Jokowi Klaim 41 Bank Wakaf Mikro Berdiri Sampai Hari Ini

CNN Indonesia | Selasa, 18/12/2018 20:56 WIB
Jokowi Klaim 41 Bank Wakaf Mikro Berdiri Sampai Hari Ini Presiden Jokowi mengklaim 41 bank wakaf mikro sudah terbentuk. Seluruhnya beroperasi di seluruh pesantren dan telah menyalurkan pembiayaan Rp8 miliar. (ANTARA FOTO/Aji Styawan).
Jombang, CNN Indonesia -- Presiden Joko Widodo (Jokowi) mengklaim 41 bank wakaf mikro sudah terbentuk sampai hari ini. Seluruhnya sudah beroperasi di seluruh pesantren di Indonesia dan menyalurkan pembiayaan hingga Rp8 miliar.

Sebelumnya, Otoritas Jasa Keuangan (OJK) menargetkan 50 bank wakaf mikro terbentuk di sepanjang tahun ini. Namun begitu, Jokowi mengaku cukup puas dengan realisasinya sampai saat ini yang sebanyak 41 bank wakaf mikro.

"Kami baru mulai setahun di 41 pondok pesantren dan nanti kami akan evaluasi, kami akan lihat, kami koreksi apakah penyaluran ini sudah baik atau belum? Nasabahnya sudah terseleksi dengan baik atau belum?," ujar Jokowi di Pesantren Mamba'ul Marif, Kabupaten Jombang, Selasa (18/12).


Evaluasi dinilai penting karena pemerintah masih akan menambah pendirian bank wakaf mikro pada tahun depan. Hanya saja, Jokowi tak menyebut target-target yang ingin dicapai pemerintah pada 2019 mendatang.

Jokowi berharap bank wakaf mikro bisa membantu usaha mikro dan kecil. Maklumlah, usaha mikro dan kecil kerap terganjal sumber dana karena kesulitan mendapatkan pembiayaan. Hal itu dikarenakan tak ada agunan untuk dijaminkan.

Bank wakaf mikro menawarkan pembiayaan maksimal Rp3 juta. Biaya administrasi yang dikenakan untuk pembiayaan sebesar tiga persen per tahun.

"Namun angka 3 persen ini bukan bunga, hanya biaya administrasi. Karena kan bank wakaf mikro punya karyawan untuk digaji, listrik juga perlu dibayar. Itu beban administrasi memang harus ditanggung oleh bank agar bisa menjalankan operasinya," imbuh dia.

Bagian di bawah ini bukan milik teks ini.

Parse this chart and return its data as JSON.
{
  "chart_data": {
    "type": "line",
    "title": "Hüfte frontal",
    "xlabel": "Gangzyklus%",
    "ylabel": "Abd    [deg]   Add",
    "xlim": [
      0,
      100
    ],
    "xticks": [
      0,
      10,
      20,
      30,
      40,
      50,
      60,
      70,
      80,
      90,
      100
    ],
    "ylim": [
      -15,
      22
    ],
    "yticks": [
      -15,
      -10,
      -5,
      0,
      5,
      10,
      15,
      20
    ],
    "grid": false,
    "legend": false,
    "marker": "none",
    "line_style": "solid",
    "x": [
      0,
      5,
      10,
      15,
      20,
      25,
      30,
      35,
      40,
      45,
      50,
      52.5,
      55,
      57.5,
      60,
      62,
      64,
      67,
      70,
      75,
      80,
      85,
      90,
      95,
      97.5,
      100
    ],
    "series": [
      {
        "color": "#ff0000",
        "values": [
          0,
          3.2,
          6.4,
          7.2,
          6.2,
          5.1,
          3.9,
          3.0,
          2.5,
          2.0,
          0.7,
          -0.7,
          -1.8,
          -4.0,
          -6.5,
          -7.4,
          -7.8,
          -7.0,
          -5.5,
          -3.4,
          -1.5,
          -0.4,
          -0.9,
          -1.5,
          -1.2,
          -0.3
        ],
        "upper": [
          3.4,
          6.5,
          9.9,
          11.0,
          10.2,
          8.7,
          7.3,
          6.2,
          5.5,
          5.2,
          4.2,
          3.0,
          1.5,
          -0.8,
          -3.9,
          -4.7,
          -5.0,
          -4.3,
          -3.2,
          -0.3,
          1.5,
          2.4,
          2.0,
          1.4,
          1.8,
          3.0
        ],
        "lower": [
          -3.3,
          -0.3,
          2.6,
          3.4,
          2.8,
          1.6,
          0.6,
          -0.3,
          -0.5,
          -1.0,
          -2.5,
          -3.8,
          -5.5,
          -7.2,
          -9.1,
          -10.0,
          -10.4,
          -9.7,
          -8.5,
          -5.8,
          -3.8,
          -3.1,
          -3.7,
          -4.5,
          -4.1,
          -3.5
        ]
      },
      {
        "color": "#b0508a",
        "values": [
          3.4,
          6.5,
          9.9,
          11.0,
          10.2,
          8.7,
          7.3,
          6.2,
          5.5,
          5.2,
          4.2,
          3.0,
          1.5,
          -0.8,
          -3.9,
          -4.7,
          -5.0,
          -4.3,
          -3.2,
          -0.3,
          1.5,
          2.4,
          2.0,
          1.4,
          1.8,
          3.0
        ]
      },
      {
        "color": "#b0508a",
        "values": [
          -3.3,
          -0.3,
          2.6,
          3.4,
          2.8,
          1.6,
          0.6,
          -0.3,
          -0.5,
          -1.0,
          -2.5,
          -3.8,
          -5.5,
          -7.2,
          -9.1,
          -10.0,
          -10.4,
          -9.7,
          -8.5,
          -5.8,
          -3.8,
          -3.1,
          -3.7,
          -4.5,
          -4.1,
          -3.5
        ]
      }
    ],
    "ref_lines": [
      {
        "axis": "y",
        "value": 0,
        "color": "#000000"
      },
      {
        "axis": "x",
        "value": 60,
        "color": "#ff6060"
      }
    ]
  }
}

Ketua Dewan Komisioner Otoritas Jasa Keuangan Wimboh Santoso mengungkapkan persebaran bank wakaf mikro paling banyak terdapat di Jawa Timur dengan total tujuh bank. Untuk memperluas jangkauan kredit, OJK akan membuka kesempatan mendapat suntikan dana wakaf dari luar negeri.

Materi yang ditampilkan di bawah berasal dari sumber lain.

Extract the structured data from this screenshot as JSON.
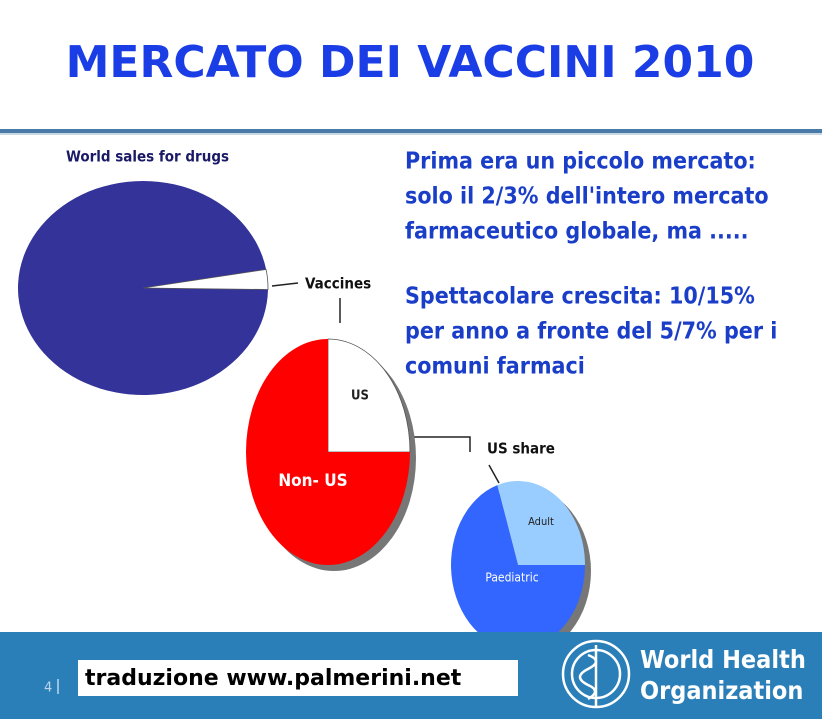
{
  "title": "MERCATO DEI VACCINI 2010",
  "text": {
    "paragraphs": [
      {
        "lines": [
          "Prima era un piccolo mercato:",
          "solo il 2/3% dell'intero mercato",
          "farmaceutico globale, ma ....."
        ]
      },
      {
        "lines": [
          "Spettacolare crescita: 10/15%",
          "per anno a fronte del 5/7% per i",
          "comuni farmaci"
        ]
      }
    ]
  },
  "footer": {
    "credit": "traduzione www.palmerini.net",
    "page": "4",
    "logo_lines": [
      "World Health",
      "Organization"
    ]
  },
  "chart_data": [
    {
      "type": "pie",
      "title": "World sales for drugs",
      "categories": [
        null,
        "Vaccines"
      ],
      "values": [
        97,
        3
      ],
      "colors": [
        "#333399",
        "#ffffff"
      ]
    },
    {
      "type": "pie",
      "categories": [
        "US",
        "Non- US"
      ],
      "values": [
        25,
        75
      ],
      "colors": [
        "#ffffff",
        "#ff0000"
      ]
    },
    {
      "type": "pie",
      "title": "US share",
      "categories": [
        "Adult",
        "Paediatric"
      ],
      "values": [
        30,
        70
      ],
      "colors": [
        "#99ccff",
        "#3366ff"
      ]
    }
  ]
}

Baru-baru ini OJK baru berkunjung ke Zakat House di Kuwait demi memperkenalkan konsep bank wakaf mikro. Dalam pertemuan itu, Wimboh mengatakan Kuwait sangat terkesima dengan program pemerintah ini.

"Mata mereka berkaca-kaca dan langsung bilang, (butuh suntikan dana) berapa? Konsep ini bagus akan dipahami bukan hanya dengan budaya Indonesia saja. Sumber pendanaan wakaf dari luar negeri yang memberikan masyarakat manfaat lebih banyak lagi," tandasnya.